What can I compress without much impact (xisf)?

Linwood

Well-known member
Large frame camera (Sony A7Riv about 62mpix, raw file size 119MB fits or arw either).

If I compress all the library files - master bias, master dark, Master flat -- that are used as input to calibration runs, is Pixinsight always smart about decompressing, and does it only once?

It's not a huge savings but every little bit helps.

So original lights -- a FITS file is about 119MB -- If I convert to xisf (still at 16bit) and compress it's less than half of that. If I'm doing that for archival purposes, worst case is a single decompression cost when I start over with calibration (I'd probably skip blink as already having been done and discarded those).

Aside: I was excited to see NINA would do the compression, and was thinking the one-time price during calibration was acceptable to start compressed and let NINA spend time while otherwise waiting during exposure, but then found out NINA waits between exposures while compressing. Sigh. So not doing that.

I'm assuming all the intermediate steps (which I do not keep), debayer, registered, approved, etc. should never be compressed.

And the zlib/max/byte shuffle compression is lossless. Very slow, but best compression lossless.

So do I have that right so far?

The final piece of the puzzle really isn't a pixinsight question but curious if anyone knows.

The uncompressed raw file from the camera is the same size as the FIT file captured from APT or NINA. The FIT file has the 14 bit camera raw in 16 bit integers. The ARW raw from the camera I WOULD HAVE ASSUMED was in 14 bit chunks inside the file. But the ARW is almost exactly the same size as the FIT file. Does that mean Sony is also stuffing 14 bit words inside 16 bit storage, wasting that space on the cards (etc)?
 
generally speaking compression should be OK everywhere with one exception - the files you put into ImageIntegration. a compressed XISF file must be read into memory in its entirety and decompressed. an uncompressed XISF file can be incrementally read from disk.

this means that ImageIntegration can keep only the slice of the stack it is working on at the moment in memory when using uncompressed files. if you use compressed XISF files II has to read all the input files into memory, then decompress them into memory, which might exceed how much RAM you have.

as for your last question, i think since computers have been 8-bit byte oriented for a very long time that everyone just uses 16 bit integers to store 14-bit data. if you were to pack the data in the file as 14-bit quantities you'd have to unpack it back to 16-bit integers before trying to use the data which would have a huge performance penalty.

rob
 
Thanks. And wow, I compressed a directory of dark masters and it was about 5 minutes per file. The nice thing is decompression is almost instant. Not that masters take up all that much room, but every bit helps. And if I start keeping lights, I think it will be even more helpful.
 
I did an experiment in case it is of interest to anyone using N.I.N.A. which, for ASCOM at least, will allow you to capture in xisf format and set (or not) compression.

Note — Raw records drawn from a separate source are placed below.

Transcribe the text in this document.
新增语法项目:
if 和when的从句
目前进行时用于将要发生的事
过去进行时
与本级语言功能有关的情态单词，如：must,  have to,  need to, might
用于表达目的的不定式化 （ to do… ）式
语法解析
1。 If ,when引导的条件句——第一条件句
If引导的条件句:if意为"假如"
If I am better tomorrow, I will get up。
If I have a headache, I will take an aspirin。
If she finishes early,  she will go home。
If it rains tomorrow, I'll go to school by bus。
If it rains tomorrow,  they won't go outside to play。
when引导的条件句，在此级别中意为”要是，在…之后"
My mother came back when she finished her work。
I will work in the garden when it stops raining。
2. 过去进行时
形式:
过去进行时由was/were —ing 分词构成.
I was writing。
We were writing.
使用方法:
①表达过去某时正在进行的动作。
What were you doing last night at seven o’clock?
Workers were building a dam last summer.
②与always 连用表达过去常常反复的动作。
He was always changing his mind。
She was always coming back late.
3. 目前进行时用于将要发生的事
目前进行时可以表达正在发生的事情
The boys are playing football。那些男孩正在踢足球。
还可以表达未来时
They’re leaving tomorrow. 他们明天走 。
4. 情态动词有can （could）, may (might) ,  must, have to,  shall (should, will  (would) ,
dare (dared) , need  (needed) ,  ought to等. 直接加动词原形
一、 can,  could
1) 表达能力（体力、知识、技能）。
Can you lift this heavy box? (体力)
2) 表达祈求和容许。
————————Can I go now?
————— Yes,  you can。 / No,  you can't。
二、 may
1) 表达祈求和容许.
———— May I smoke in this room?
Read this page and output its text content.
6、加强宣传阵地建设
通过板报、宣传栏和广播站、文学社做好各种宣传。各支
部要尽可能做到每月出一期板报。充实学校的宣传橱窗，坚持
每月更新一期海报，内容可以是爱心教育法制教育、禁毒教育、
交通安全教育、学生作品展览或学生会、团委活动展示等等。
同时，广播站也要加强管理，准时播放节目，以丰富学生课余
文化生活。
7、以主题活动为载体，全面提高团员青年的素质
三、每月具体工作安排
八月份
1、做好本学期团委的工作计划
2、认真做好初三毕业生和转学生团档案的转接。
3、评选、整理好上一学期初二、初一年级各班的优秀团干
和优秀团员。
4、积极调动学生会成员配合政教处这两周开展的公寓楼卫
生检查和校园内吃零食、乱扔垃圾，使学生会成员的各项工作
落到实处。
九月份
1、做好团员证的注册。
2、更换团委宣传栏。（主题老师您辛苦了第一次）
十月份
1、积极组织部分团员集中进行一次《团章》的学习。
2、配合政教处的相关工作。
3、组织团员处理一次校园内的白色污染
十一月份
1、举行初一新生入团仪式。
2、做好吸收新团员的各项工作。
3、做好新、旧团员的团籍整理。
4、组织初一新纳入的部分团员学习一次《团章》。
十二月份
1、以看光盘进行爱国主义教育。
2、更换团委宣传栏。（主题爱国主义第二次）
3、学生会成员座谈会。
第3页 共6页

I did some test 1s shots with a A7Riv image (62 megapixels) to see how adding compression affected time. Byte shuffling was on.

No compression5s total time (w1s exposure) 119 megabytes
LZ45s total time (neg difference)74 megabytes (38%)
LZ4HC6s 67 megabytes (44%)
zlib76s49 megabytes (59%)

The download via USB3 through all the layers in the ASCOM driver takes about 3-4 seconds, that's the reason for a 1s sub to take 5s as a base.

This implies there is very little overhead in saving a fair amount of space during capture (essentially none for LZ4), which might be relevant if you are using a outside laptop that is not huge. For me it's even more interesting as I periodically grab a sub over wifi to inspect -- that's actually quite slow given I'm at the outer edge of my wifi outside, and this makes it about twice as fast to grab.

Note these were random shots of a wall indoors -- compression is a function of content so it might vary with lights, darks, etc. in real life.
 
I am having big problems with compressed xisf files "accidentally" getting into ImageIntegration and "bringing my system to its knees."

Trying to debug why this is happening.

Would somebody please explain how to uncompress thousands of compressed xisf files, I guess using the Batch Format Conversion script?

In particular, I am looking for the magic output format hint to convert my files to plain-jane-uncompressed xisf before running them into ImageIntegration.